THE ACTUAL ceremony, such as it is, is brief and simple. Benita explains the privileges of citizenship, and then goes around the room and asks each applicant to raise their right hand and say: "I pledge to be a loyal citizen of the State of Israel."
Jewish immigrants who arrive here under the Law of Return aren't required to make this statement (I didn't when I came), and neither are native-born Israelis, unless they do it at the completion of their IDF basic training. I did get to do this with significant fanfare, like most other inductees, in an impressive ceremony at the Western Wall - yet strangely enough, I found myself equally moved, if not more so, by the experience at the Interior Ministry, even if only as a spectator.
I don't want to sentimentalize the scene. As explained, for my wife this was largely a bureaucratic formality - although her journey to Israel years earlier did involve some significant sacrifice and struggle, which is a different story altogether. She came here for ideological reasons, whereas for most of the other applicants that day, more personal reasons having little to do with Zionism were involved.
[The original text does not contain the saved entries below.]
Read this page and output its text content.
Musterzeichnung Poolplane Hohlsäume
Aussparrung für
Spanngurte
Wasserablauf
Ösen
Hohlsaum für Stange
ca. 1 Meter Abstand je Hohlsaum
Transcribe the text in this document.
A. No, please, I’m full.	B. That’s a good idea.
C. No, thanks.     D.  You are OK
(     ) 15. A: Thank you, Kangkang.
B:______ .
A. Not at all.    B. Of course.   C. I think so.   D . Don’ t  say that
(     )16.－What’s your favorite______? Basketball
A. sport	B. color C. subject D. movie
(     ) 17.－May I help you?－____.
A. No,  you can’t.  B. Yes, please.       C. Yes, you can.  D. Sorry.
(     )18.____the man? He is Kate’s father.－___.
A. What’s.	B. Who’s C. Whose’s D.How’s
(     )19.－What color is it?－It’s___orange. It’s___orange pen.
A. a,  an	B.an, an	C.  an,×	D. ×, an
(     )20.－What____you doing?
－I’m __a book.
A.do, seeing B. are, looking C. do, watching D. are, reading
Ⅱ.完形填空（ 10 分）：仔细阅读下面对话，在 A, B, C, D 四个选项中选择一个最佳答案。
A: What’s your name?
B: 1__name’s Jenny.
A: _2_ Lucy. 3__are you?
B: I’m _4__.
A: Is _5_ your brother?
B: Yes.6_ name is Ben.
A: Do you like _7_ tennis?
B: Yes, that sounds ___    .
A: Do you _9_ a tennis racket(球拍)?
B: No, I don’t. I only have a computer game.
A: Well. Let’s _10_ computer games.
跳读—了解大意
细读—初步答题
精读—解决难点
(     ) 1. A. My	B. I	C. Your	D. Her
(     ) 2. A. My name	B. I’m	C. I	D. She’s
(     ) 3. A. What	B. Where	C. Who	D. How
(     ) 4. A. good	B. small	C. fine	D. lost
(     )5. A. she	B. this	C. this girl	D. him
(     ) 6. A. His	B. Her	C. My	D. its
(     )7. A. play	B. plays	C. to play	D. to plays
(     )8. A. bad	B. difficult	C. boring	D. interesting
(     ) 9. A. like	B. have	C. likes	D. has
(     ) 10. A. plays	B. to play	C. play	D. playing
Yet perhaps knowing how hard it had been for the other people in that room to reach this point, how much effort and patience it had taken them and their loved ones to finally get the chance to pledge loyalty to the state and get citizenship in return, touched me in a way I hadn't expected.
I've written elsewhere about the issue of Israel's policy toward accepting immigrants who are either non-Jewish or whose Jewishness is not halachically recognized, but that is not my purpose at all here. If it were, I would go more into the background of the individuals present that day.
Rather, it is simply to express my regret that Benita's office at the Interior Ministry is so small. For if it were large enough, I would squeeze every single Israeli citizen into that room - as well as every Jew abroad who can easily obtain the citizenship that these people had labored so hard and long to get - just so they could better understand, and appreciate, the privilege the rest of us too easily take for granted.